Sona, chandi, Kalmadi
With the Commonwealth Games round the corner, a lot of foreigners are a little sceptical about the situation and are in need of reassurances.
To educate, enlighten and elucidate them the Central government has come out with a dossier (this is the first dossier in the last seven years which will not be sent to Pakistan), and hopefully this document will help participants regain their confidence.
Here, I am faithfully reproducing this dossier, verbatim, as is, word for word and with a few alterations. Please allow for a few spelling errors:
Dear Phoreigner,
Welcome to the Commonwealth Games. Here are a phew pointers to help you understand both the Games and the sub-kulture that surrounds it. Let’s look at all the relevant points.
w Suresh Kalmadi: He is the most relevant point. Kalmadi himself was a keen sportsperson as a young boy. He excelled at carrom and marbles. He was so proficient, that he played both simultaneously and although he rarely won, he always made money. In fact the phrase, ‘Kalmadi’s got my marbles’, was first heard in his own childhood, which stretched well into his 30s.
Kalmadi’s vision, confidence and entrepreneurship is what drives these Games.
And although he’s not promising any Indian medals, he does promise that every vendor, every single vendor providing goods or services will at the end of the Games be able to build a bungalow at Malabar Hill, pay alimony to three mistresses and send all their illegitimate children to Harvard Business School.
His famous axiom is ‘Forget sona, forget chandi, make your money with Suresh Kalmadi’.
w Delhi: The CWG 2010 is to be held in the city of New Delhi. The city is famous for it’s new roads and old ministers. The city of Delhi is being dug up, cut up and surgically operated on. It boasts of 67 stadia that will be completed by the athletes themselves during the course of the CWG. Delhi is famous for its round circular roads that lead nowhere. In fact after spending nine years trying to get off the Ring Road, the famous playwright Samuel Beckett, in complete abject frustration penned his Waiting for Godot, a story based loosely on a Jat businessman whose life seems to be nowhere. Delhi has great sights and sounds. The sights include the Red Fort and the Qutab Minar. The sounds include the sound of gunfire in cars and women screaming in fear at night. The bad news is while some of the female foreign athletes are in for a hard time, the more aggressive athletes will feel right at home.

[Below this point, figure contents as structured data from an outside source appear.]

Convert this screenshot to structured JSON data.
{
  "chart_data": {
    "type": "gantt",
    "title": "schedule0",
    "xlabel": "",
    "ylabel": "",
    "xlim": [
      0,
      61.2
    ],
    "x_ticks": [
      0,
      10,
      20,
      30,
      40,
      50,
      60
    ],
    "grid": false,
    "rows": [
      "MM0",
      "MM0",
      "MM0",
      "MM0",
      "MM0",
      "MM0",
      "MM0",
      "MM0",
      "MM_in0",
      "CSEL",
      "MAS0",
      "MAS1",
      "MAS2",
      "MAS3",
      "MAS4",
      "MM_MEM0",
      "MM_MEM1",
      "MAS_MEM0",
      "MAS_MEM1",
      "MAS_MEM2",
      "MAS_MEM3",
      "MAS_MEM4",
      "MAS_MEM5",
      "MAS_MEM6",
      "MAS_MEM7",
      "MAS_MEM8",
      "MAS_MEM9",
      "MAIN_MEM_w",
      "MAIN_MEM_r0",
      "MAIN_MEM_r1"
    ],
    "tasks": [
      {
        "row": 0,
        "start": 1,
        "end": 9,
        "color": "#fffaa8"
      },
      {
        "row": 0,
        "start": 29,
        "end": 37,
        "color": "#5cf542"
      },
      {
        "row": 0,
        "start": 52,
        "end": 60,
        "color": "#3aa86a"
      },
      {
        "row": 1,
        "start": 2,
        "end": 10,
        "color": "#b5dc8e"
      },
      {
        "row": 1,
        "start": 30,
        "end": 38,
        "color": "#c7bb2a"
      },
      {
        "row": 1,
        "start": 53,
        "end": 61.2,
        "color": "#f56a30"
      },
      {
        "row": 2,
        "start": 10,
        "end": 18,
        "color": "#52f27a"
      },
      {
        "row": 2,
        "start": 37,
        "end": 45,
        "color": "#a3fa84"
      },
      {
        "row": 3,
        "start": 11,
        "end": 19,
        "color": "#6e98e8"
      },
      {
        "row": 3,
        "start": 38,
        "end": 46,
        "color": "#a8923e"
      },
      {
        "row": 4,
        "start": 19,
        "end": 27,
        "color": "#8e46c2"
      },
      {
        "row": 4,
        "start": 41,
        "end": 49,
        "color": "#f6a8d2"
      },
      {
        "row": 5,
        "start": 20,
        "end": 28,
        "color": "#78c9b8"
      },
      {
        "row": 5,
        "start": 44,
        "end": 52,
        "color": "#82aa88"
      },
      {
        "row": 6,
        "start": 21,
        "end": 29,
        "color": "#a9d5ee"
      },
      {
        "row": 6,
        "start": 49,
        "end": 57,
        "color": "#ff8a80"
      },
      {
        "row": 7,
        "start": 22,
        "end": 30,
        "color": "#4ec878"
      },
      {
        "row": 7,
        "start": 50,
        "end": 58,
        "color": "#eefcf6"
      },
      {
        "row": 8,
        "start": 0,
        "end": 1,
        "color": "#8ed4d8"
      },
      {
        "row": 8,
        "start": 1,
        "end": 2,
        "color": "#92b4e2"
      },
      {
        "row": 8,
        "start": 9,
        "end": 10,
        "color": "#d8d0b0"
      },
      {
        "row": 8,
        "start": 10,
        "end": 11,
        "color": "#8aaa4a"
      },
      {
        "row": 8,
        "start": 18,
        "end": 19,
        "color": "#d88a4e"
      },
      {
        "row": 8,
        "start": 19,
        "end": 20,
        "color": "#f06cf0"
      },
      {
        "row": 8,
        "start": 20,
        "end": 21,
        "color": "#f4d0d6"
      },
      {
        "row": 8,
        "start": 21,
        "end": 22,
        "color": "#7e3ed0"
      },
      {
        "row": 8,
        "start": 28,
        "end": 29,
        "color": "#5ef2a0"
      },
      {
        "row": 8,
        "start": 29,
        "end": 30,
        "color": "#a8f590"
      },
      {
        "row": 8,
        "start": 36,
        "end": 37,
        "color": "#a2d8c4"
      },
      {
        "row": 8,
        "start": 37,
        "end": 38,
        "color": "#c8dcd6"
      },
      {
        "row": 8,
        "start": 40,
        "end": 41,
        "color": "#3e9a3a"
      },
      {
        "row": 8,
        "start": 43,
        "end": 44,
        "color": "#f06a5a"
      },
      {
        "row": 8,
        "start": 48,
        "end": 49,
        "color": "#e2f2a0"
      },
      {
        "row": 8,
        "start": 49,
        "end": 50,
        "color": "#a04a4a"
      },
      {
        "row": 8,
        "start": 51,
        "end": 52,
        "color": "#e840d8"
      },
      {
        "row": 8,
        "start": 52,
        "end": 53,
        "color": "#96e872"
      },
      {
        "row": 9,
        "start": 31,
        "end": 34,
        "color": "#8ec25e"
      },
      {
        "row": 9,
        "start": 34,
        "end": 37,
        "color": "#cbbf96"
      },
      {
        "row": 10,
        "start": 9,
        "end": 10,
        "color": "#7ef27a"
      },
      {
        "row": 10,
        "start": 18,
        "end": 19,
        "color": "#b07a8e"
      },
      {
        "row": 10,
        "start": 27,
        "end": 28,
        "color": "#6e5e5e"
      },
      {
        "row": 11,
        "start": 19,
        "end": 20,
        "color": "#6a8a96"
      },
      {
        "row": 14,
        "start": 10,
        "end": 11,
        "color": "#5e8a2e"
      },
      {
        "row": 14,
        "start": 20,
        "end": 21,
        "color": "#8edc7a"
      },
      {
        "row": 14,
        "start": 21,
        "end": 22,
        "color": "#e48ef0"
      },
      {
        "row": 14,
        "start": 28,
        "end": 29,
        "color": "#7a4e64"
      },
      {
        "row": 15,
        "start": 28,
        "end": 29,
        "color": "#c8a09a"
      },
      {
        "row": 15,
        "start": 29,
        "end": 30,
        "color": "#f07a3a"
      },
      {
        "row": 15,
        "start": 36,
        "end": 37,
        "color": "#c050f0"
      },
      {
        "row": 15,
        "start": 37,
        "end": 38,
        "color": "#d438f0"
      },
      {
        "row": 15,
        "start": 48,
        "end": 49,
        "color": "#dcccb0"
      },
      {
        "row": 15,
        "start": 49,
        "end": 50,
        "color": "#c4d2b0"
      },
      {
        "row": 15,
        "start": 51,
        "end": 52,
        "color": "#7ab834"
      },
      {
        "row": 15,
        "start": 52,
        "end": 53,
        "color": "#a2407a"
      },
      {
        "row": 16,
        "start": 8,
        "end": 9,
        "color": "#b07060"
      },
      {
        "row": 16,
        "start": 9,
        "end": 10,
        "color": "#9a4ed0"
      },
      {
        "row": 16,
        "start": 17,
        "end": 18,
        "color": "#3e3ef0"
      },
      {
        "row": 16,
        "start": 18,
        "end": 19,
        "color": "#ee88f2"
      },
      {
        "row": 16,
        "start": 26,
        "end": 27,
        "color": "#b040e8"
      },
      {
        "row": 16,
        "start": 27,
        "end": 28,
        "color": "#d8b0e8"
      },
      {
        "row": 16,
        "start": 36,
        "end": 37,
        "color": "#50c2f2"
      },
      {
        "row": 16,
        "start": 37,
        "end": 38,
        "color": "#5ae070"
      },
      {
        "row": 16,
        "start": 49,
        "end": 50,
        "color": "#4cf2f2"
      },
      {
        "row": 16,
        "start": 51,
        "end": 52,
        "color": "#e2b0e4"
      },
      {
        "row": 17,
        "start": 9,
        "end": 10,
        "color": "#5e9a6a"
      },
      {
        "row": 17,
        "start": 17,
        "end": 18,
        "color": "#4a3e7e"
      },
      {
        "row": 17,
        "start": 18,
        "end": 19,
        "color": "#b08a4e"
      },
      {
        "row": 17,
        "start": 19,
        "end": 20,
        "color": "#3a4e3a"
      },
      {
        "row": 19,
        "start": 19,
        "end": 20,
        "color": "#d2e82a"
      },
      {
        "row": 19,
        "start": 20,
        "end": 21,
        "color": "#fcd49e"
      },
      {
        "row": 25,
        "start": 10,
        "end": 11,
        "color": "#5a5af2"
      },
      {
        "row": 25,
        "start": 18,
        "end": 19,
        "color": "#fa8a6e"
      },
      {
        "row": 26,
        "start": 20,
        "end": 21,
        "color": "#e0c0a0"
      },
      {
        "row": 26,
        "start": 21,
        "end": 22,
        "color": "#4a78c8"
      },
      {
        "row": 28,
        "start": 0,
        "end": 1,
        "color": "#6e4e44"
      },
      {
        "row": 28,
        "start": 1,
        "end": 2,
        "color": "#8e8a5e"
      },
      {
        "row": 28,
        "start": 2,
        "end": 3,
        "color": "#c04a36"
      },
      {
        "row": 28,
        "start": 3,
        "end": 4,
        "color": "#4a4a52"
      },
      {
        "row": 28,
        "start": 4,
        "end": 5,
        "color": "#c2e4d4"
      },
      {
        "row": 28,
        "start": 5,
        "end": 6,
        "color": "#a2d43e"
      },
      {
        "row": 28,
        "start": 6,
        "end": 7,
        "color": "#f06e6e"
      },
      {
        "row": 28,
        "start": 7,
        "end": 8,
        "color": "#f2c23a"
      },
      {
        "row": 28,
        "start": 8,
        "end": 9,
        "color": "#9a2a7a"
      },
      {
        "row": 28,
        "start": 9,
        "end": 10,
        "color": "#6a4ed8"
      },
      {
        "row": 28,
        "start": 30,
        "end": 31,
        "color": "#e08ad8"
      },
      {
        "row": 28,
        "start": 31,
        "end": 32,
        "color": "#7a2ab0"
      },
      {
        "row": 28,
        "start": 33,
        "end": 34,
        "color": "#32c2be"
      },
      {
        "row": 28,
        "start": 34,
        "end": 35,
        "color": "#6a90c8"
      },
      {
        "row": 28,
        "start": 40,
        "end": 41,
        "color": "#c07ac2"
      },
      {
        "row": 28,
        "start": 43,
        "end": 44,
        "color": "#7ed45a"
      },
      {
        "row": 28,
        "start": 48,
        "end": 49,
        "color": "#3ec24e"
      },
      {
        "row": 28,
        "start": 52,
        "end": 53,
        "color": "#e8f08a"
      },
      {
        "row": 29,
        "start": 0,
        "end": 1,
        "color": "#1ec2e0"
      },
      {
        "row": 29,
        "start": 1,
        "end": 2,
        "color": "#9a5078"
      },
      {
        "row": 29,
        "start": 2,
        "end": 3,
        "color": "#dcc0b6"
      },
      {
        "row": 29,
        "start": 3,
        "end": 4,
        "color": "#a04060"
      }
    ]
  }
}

w Public Transport: The CWG will transport athletes in large buses. This means two things.
1. Athletes will get to watch people get run over on a daily basis.
2. Many athletes, on the basis of being mere passengers, will face charges of being accessories to murder.
3. After riding these buses athletes will find their sporting events to be too mundane and boring.
w Sheila Dikshit: She is the chief minister of New Delhi. She is still to be informed that the CWG is to be held in Delhi this October. Athletes who meet with her are requested to continue to keep this a secret.
w The Queen: The head of the CWG is the Queen of England. However, if the Games clash with the English Premier League, or Wayne Rooney’s hooker shenanigans then the Queen skips the CWG.
w In such a case the Queen is replaced with a local Queen, in Delhi that’ll be Shreemati Sonia Gandhi.
w As some disciplines will be held in Noida, Uttar Pradesh, athletes will have to be made aware of some Uttar Pradesh-centric details, such as Uttar Pradesh is ruled by one Mayawati. If one stares at a Mayawati statue for long, the athlete will get a severe headache. If on the other hand the athlete stares at Mayawati for long, the head will not be the only body part under severe stress.
Long distance runners and walkers must keep toll money with them for entering and exiting Uttar Pradesh. Finally, no matter what the results, Mayawati may change them according to her will even after the podium ceremony is completed.
w Swimming costumes: As floods continue to flourish in north India, all athletes are notified to carry their swimming trunks as floods can cause bridges, roads, even stadia to give way at any time. Those taking part in the swimming and acquatic disciplines are required to wear their swimming costumes at all time, as aquatic events may be held whenever the floods are in order to make a positive out of a negative situation.
Last but not the least, India and Delhi specifically must be enjoyed. Athletes must make the most of their visit here. They must take back beautiful memories that last for a lifetime. If not beautiful memories then, they must shop well and return with great artifacts, fabrics, carpets and momentos. If they don’t have time for all this they may take back some of the other stuff that Delhi has to offer, such as diarrhoea, dysentery, cholera, typhoid, jaundice, dengue and various veneral skin diseases.
Dear Phoreigner, please enjoy your stay and don’t forget we are a poor country that needs your support, trust and love. You can give us that by contributing to the KCF (Kalmadi Charitable Fund) before you depart from our shores. Minimum contribution is 50 euros. By doing so, your contribution will allow us to feed a village... er a family … er a person, actually one specific person. It’s great Karma from the land of Karma.